A middle way is to use what is essentially a hosted service for streaming your own collection. I run https://asti.ga/ . Let me know if it seems interesting or you have any questions!
Not the device, the student district-managed account that is logging into the device. Districts are bound by law (varying from state to state) at a basic level to filter content and restrict access in the broadest sense, on or off the district network. I've worked in multiple states for various districts they all had similar compliance requirements.
I don't see how the mere fact of someone being logged into a school account could create such a requirement. If I log into the school account from a normal desktop computer, I don't believe that the school even has the ability to restrict what webpages can subsequently be accessed. Is the school then failing to meet its responsibilities? If not, then how could they be required to enforce this on a chromebook that they do not own?
We run Chromebooks. I'm logged into one right now, on my personal account. There is no way for me, the GSuite admin of my company, to fuck with that personal account.
I can't read anything from it, I can't manage it in any way, I can do nothing. Some things in the personal account aren't accessible (you can only have one account on Chromebooks with a Linux VM), that's it.
If a kid or parent can log in from offsite, it is not technically possible to force all browsers or systems to monitor and restrict activity. I can log in through Firefox (or curl, for that matter) and not have my activity sent to the school.
Also, there is absolutely no legal way the school could force the monitoring of activity from an offsite computer (unless it were school-owned), even if it were technically possible. To secretly and silently install spyware on a parent's computer when the parent logs into the child's account would violate so many laws and constitutional protections I can't even list them.
Yeah seconding this both as a parent and someone who has worked in education IT (K12 and higher ed) for almost 15 years. I'm not familiar with GoGuardian but I do recall with certain 3rd party Google apps that did similarly there were ways within the admin console for said app to exclude monitoring devices (regardless if managed account that's logged in) unless they were on the district network(s) by adding CIDR blocks to a whitelist. Of course, if someone were to use the device on a BYOD network in district you could then get scooped up in that dragnet though we excluded even those networks to prevent this as all district devices should be connected to the proper LAN.

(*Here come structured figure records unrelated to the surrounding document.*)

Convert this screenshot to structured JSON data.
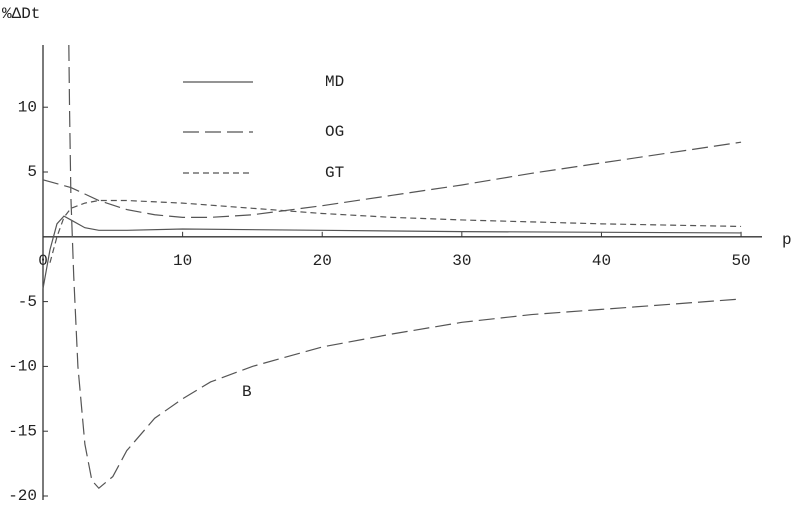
{
  "chart_data": {
    "type": "line",
    "y_label": "%ΔDt",
    "x_label": "p",
    "xlim": [
      0,
      51.5
    ],
    "ylim": [
      -20,
      14.8
    ],
    "xticks": [
      0,
      10,
      20,
      30,
      40,
      50
    ],
    "yticks": [
      -20,
      -15,
      -10,
      -5,
      5,
      10
    ],
    "series": [
      {
        "name": "MD",
        "dash": "solid",
        "color": "#555555",
        "x": [
          0,
          0.5,
          1,
          1.5,
          2,
          3,
          4,
          6,
          10,
          20,
          30,
          50
        ],
        "values": [
          -4,
          -1,
          1,
          1.6,
          1.3,
          0.7,
          0.5,
          0.5,
          0.6,
          0.5,
          0.4,
          0.3
        ]
      },
      {
        "name": "OG",
        "dash": "long",
        "color": "#555555",
        "x": [
          0,
          2,
          4,
          6,
          8,
          10,
          12,
          15,
          20,
          25,
          30,
          35,
          40,
          45,
          50
        ],
        "values": [
          4.4,
          3.8,
          2.8,
          2.1,
          1.7,
          1.5,
          1.5,
          1.7,
          2.4,
          3.2,
          4.0,
          4.9,
          5.7,
          6.5,
          7.3
        ]
      },
      {
        "name": "GT",
        "dash": "short",
        "color": "#555555",
        "x": [
          0.5,
          1,
          1.5,
          2,
          3,
          4,
          6,
          10,
          15,
          20,
          25,
          30,
          40,
          50
        ],
        "values": [
          -2,
          0,
          1.5,
          2.2,
          2.6,
          2.8,
          2.8,
          2.6,
          2.2,
          1.8,
          1.5,
          1.3,
          1.0,
          0.8
        ]
      },
      {
        "name": "B",
        "dash": "long",
        "color": "#555555",
        "x": [
          1.85,
          1.9,
          2.0,
          2.2,
          2.5,
          3,
          3.5,
          4,
          5,
          6,
          8,
          10,
          12,
          15,
          20,
          25,
          30,
          35,
          40,
          45,
          50
        ],
        "values": [
          14.8,
          10,
          3,
          -3,
          -10,
          -16,
          -18.8,
          -19.4,
          -18.5,
          -16.5,
          -14,
          -12.5,
          -11.2,
          -10,
          -8.5,
          -7.5,
          -6.6,
          -6,
          -5.6,
          -5.2,
          -4.8
        ]
      }
    ]
  }
}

I've personally forbade my kids from logging into devices we own with their school accounts (O365). I've also gone so far as to relegate them to only connecting to a segmented guest network (internet only) with their district issued devices. I no longer work for a district but provide various levels of support for districts in my county as a state employee and let me tell you, no one really knows what they're doing. A district I used to work for uses a product called Aristotle essentially logging key strokes of every staff member and student. There are, or were, certain school admins that made it their business disciplining bored-ass students for things 99% of the time they may have said in jest to a fellow student. On the flip side it was instrumental in catching a couple staff members that were doing some pretty heinous things, one of which who is currently serving 35 years on federal charges.